NVDRS_SETTING drsSetting1 = {0};
drsSetting1.version = NVDRS_SETTING_VER;
drsSetting1.settingId = SHIM_MCCOMPAT_ID;
drsSetting1.settingType = NVDRS_DWORD_TYPE;

NVDRS_SETTING drsSetting2 = {0};
drsSetting2.version = NVDRS_SETTING_VER;
drsSetting2.settingId = SHIM_RENDERING_MODE_ID;
drsSetting2.settingType = NVDRS_DWORD_TYPE;

NVDRS_SETTING drsSetting3 = {0};
drsSetting3.version = NVDRS_SETTING_VER;
drsSetting3.settingId = SHIM_RENDERING_OPTIONS_ID;
drsSetting3.settingType = NVDRS_DWORD_TYPE;

if( ForceIntegrated ){
    drsSetting1.u32CurrentValue = SHIM_MCCOMPAT_INTEGRATED;
    drsSetting2.u32CurrentValue = SHIM_RENDERING_MODE_INTEGRATED;
    drsSetting3.u32CurrentValue = SHIM_RENDERING_OPTIONS_DEFAULT_RENDERING_MODE | SHIM_RENDERING_OPTIONS_IGPU_TRANSCODING;
}else{
    drsSetting1.u32CurrentValue = SHIM_MCCOMPAT_ENABLE;
    drsSetting2.u32CurrentValue = SHIM_RENDERING_MODE_ENABLE;
    drsSetting3.u32CurrentValue = SHIM_RENDERING_OPTIONS_DEFAULT_RENDERING_MODE;
}



status = NvAPI_DRS_SetSetting(hSession, hProfile, &drsSetting1);
if (status != NVAPI_OK) 
    PrintError(status, __LINE__);

status = NvAPI_DRS_SetSetting(hSession, hProfile, &drsSetting2);
if (status != NVAPI_OK) 
    PrintError(status, __LINE__);

status = NvAPI_DRS_SetSetting(hSession, hProfile, &drsSetting3);
if (status != NVAPI_OK) 
    PrintError(status, __LINE__);

// (5) Now we apply (or save) our changes to the system
status = NvAPI_DRS_SaveSettings(hSession);
if (status != NVAPI_OK) 
    PrintError(status, __LINE__);
// (6) We clean up. This is analogous to doing a free()
NvAPI_DRS_DestroySession(hSession);
hSession = 0;

At startup, test if your profile exists. If not, create it (and you'll probably have to restart yourself too). NvAPI is a static lib, and will gracefully return an error code on non-NVIDIA hardware, so you can ship with it safely.

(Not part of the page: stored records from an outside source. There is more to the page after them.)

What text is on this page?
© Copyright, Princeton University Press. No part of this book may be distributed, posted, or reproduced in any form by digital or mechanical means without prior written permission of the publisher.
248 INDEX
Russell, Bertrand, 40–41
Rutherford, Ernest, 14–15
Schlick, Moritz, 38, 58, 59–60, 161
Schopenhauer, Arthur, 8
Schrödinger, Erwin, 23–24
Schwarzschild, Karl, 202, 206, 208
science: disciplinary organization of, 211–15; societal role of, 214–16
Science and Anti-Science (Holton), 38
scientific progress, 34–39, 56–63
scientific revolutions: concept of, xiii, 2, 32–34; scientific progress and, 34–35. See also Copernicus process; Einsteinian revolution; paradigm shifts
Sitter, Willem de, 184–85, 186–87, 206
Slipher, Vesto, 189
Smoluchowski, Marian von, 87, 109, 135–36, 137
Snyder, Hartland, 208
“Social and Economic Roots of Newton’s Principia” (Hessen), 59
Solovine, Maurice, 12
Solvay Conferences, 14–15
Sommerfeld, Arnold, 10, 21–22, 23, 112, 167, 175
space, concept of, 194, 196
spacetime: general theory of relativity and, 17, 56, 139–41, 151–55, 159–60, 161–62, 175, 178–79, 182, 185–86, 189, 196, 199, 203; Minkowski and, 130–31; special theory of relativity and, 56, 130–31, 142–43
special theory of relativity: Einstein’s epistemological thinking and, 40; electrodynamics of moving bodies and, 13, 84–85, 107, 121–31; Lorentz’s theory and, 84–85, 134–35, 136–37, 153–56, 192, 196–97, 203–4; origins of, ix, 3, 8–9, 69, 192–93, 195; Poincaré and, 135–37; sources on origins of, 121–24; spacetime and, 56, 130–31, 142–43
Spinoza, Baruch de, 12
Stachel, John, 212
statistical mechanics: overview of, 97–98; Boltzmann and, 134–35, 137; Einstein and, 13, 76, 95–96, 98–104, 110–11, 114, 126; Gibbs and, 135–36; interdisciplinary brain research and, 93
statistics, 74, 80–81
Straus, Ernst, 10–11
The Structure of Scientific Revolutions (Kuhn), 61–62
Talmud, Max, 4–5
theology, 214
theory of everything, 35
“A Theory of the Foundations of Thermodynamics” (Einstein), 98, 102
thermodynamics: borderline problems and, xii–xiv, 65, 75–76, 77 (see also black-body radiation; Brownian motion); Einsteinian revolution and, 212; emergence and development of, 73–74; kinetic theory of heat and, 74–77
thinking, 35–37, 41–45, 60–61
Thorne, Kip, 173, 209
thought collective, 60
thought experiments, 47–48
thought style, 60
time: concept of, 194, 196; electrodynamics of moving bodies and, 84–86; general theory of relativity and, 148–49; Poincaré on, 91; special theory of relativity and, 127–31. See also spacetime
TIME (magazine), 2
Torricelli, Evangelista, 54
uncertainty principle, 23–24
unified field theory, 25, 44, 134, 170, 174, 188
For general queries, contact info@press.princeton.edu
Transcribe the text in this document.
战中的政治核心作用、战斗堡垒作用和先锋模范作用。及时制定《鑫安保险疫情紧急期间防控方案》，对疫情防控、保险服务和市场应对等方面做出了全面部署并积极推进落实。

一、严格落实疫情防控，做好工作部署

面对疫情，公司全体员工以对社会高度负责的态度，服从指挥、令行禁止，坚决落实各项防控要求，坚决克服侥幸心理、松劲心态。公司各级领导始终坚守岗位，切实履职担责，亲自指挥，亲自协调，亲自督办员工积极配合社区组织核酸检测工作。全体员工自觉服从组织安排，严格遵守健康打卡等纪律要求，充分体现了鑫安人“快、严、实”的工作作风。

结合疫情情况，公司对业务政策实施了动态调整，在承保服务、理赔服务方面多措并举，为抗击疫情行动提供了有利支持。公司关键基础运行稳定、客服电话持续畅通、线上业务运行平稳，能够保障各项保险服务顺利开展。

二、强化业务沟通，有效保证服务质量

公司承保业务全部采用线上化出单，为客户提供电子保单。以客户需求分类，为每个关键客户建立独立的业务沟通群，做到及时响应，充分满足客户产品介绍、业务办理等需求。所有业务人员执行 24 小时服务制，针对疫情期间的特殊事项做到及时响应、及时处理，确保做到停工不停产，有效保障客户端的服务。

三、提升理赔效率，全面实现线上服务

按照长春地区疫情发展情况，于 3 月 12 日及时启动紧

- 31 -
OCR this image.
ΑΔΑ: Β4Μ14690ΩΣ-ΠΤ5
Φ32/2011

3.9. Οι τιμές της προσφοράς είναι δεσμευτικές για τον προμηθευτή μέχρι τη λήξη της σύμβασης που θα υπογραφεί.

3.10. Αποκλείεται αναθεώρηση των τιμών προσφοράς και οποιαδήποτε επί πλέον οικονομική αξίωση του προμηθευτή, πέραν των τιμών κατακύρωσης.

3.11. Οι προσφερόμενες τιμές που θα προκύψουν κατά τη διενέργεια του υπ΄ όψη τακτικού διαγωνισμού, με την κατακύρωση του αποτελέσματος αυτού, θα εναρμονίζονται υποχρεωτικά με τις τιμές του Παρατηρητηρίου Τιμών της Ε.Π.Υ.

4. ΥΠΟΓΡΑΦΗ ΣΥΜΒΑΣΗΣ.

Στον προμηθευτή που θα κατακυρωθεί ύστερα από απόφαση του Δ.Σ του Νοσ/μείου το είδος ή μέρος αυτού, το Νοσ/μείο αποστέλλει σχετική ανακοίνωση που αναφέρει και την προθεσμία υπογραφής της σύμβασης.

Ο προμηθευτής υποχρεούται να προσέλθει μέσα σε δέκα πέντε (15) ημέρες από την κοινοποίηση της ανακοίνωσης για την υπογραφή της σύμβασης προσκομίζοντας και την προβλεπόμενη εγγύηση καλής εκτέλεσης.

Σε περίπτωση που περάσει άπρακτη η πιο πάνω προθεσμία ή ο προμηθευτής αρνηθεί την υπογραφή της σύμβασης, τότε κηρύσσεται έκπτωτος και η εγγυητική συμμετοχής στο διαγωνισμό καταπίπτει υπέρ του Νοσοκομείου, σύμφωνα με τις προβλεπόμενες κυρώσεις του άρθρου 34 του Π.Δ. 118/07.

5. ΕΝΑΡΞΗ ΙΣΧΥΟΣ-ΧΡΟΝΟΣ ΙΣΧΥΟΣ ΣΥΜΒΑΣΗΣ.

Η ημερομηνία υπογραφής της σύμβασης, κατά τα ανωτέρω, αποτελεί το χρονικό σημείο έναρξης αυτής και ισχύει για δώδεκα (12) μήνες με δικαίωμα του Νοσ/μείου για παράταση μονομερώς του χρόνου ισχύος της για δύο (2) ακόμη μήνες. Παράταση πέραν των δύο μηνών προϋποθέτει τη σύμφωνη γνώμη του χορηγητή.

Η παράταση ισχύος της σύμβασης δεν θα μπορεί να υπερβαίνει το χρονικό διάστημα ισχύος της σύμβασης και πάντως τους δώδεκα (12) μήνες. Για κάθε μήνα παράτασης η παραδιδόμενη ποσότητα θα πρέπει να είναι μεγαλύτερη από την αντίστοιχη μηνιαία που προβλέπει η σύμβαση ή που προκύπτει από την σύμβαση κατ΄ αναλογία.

EDIT : Looks like there's an easier way. From GLFW 3 source code :

// Applications exporting this symbol with this value will be automatically
// directed to the high-performance GPU on nVidia Optimus systems
//
GLFWAPI DWORD NvOptimusEnablement = 0x00000001;

From the document it seems to be rather simple. You are given multiple options how to do that. Unfortunately, the exe needs to do that, not the dll. According to this tutorial, it might be possible to do something like:

class OptimusEnabler {
    [DllExport("NvOptimusEnablement")]
    public static int NvOptimusEnablement = 1;
};

This then needs to be included in your C++ library interface so that any C# application that uses it would be forced to export this. Alternately, you can try linking against nvapi.dll:

class OptimusEnabler {
    [DllImport("nvapi.dll")]
    public static extern int NvAPI_Initialize();
};

According to the document, this should also be enough to recognize your application as NV-enabled. The imported function should not even be required to be called.